Thema's benefits over other schema systems comes from the guarantees it provides to code depending on a Thema lineage. "Depending" here includes code in the same repository, written by the lineage's author. In sum, the guarantee is:

You can write your program against any schema in a lineage, and know that any input valid against any schema in that lineage will be translatable to the schema your program expects.

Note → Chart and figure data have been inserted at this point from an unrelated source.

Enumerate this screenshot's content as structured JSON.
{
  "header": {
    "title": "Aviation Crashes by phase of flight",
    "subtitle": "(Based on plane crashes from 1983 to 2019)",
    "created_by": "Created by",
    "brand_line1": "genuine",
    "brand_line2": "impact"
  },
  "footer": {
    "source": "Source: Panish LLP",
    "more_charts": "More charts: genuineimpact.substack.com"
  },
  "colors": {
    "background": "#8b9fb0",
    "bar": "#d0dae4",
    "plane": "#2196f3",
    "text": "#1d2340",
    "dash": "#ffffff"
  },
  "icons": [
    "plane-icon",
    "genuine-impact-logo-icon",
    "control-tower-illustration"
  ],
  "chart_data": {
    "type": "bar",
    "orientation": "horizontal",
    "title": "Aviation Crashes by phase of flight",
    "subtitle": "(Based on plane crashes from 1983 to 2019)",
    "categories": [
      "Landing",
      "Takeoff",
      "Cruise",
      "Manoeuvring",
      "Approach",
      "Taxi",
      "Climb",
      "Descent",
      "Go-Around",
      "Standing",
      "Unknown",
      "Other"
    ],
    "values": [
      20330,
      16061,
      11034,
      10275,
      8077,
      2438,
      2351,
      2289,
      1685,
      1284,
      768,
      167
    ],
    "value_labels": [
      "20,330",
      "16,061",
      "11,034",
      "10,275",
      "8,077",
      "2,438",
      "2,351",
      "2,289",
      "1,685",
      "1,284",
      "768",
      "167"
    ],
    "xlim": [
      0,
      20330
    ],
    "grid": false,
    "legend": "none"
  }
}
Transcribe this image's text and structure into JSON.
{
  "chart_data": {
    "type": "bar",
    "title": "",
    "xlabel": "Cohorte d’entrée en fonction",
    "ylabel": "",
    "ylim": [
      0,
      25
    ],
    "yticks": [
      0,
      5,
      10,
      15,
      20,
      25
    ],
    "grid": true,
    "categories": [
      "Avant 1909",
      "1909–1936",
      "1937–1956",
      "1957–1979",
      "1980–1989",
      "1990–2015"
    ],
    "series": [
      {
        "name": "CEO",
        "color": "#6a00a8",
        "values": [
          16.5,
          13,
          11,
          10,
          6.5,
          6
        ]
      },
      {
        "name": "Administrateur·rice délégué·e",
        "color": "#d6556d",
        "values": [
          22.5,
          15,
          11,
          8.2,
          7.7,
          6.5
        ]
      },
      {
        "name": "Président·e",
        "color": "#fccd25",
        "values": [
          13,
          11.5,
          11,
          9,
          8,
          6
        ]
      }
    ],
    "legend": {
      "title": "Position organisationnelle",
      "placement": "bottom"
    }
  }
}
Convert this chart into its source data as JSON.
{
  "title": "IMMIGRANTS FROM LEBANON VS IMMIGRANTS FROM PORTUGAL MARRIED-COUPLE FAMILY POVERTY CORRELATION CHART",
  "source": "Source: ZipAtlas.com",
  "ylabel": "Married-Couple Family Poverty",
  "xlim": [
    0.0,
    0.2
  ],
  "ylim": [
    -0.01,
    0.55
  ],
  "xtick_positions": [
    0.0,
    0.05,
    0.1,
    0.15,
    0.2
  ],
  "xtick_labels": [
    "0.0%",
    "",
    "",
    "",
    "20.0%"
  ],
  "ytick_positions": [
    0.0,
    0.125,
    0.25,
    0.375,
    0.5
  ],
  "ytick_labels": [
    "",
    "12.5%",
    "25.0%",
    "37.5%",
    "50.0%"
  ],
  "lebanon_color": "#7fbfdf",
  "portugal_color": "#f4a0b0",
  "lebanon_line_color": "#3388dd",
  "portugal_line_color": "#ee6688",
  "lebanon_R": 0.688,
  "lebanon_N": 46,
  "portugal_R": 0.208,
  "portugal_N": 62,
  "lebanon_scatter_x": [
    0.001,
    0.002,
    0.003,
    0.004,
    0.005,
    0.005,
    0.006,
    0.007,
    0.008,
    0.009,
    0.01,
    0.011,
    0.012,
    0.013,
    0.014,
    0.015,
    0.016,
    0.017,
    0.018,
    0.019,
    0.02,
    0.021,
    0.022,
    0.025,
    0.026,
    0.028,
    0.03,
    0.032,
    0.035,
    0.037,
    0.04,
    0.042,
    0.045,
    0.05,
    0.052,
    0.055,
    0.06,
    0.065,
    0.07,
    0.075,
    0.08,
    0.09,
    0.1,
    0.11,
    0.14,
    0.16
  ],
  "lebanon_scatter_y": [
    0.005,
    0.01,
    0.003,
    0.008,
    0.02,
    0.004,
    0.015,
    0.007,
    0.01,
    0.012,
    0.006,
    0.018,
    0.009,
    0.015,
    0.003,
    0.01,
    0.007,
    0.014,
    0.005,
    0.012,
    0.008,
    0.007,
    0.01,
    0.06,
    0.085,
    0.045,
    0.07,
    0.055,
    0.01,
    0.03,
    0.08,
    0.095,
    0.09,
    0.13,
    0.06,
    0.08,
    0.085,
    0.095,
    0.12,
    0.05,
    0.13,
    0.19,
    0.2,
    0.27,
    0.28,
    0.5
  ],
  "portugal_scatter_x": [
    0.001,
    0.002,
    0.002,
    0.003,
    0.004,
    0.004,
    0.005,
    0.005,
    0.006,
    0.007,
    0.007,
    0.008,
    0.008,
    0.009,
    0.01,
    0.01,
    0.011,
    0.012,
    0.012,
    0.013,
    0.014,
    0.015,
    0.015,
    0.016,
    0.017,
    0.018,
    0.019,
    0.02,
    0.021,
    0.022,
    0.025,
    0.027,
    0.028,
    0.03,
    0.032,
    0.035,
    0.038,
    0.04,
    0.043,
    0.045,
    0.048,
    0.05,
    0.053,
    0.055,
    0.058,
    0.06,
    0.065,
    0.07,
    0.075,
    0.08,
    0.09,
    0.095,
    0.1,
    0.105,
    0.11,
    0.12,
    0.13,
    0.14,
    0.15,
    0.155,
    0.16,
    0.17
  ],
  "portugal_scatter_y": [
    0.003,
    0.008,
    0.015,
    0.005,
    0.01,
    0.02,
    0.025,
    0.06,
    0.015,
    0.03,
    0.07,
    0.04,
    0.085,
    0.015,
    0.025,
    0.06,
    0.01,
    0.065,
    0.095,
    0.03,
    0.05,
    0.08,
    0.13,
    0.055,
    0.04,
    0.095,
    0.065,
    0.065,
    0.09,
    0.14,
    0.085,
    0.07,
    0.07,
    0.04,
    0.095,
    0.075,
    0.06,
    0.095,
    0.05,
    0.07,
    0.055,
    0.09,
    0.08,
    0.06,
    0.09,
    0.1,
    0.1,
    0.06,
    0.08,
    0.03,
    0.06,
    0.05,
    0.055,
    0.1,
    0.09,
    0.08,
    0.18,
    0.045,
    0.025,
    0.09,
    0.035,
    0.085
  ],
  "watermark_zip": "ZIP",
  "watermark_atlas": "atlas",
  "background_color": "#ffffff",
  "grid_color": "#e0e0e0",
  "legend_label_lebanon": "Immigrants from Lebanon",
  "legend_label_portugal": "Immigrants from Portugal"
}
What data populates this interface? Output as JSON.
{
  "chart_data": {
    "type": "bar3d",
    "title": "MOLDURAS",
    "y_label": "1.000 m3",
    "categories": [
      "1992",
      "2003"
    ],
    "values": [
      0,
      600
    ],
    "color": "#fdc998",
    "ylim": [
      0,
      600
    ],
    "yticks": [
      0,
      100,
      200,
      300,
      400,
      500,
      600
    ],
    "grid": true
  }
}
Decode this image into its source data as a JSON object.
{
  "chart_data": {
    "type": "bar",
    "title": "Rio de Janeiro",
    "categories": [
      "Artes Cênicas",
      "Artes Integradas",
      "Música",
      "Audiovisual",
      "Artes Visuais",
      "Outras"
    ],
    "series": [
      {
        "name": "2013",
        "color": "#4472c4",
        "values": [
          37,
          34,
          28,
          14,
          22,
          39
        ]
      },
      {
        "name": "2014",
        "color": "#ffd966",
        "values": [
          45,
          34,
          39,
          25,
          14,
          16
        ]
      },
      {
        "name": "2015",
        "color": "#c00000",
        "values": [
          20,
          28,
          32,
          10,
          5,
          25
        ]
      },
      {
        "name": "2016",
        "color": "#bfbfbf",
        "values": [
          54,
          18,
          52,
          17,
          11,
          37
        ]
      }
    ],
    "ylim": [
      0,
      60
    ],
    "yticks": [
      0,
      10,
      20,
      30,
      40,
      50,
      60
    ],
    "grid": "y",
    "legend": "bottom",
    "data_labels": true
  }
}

Coordination is the Achilles heel of all distributed systems. Thema's guarantee eliminates the need to coordinate the deployment of independent systems that pass messages to each other. The communication contract between these systems is no longer individual schema, but the lineage. This evolutionary decoupling allows for a novel class of fundamentally decentralized development.

Thema's guarantee arises from the combination of smaller, machine-checkable constraints on what constitutes a valid lineage. Not all planned rules are fully implemented as checked invariants yet; until they are, this guarantee is wobbly, and the Thema project should be considered unstable. The invariants (TODO) doc enumerates the granular rules, their completeness, and enforcement mechanism.

Thema will be considered a mature, stable project when all the intended invariants are machine-checked. Even when this milestone is reached, however, certain caveats will remain:

  • Programs need to have the most updated version of the lineage, in case they receive inputs that are valid, but against a schema they are not yet aware of. This implies a publishing and distribution model for lineages is necessary, as well as an append-only immutability requirement. See Publishing (TODO).
  • Even with lenses and lacunas, some data semantics will result in practical limits on surpriseless translation of message intent. As the Project Cambria folks note, a practical breaking point will eventually be reached. Thema is not a magical silver bullet.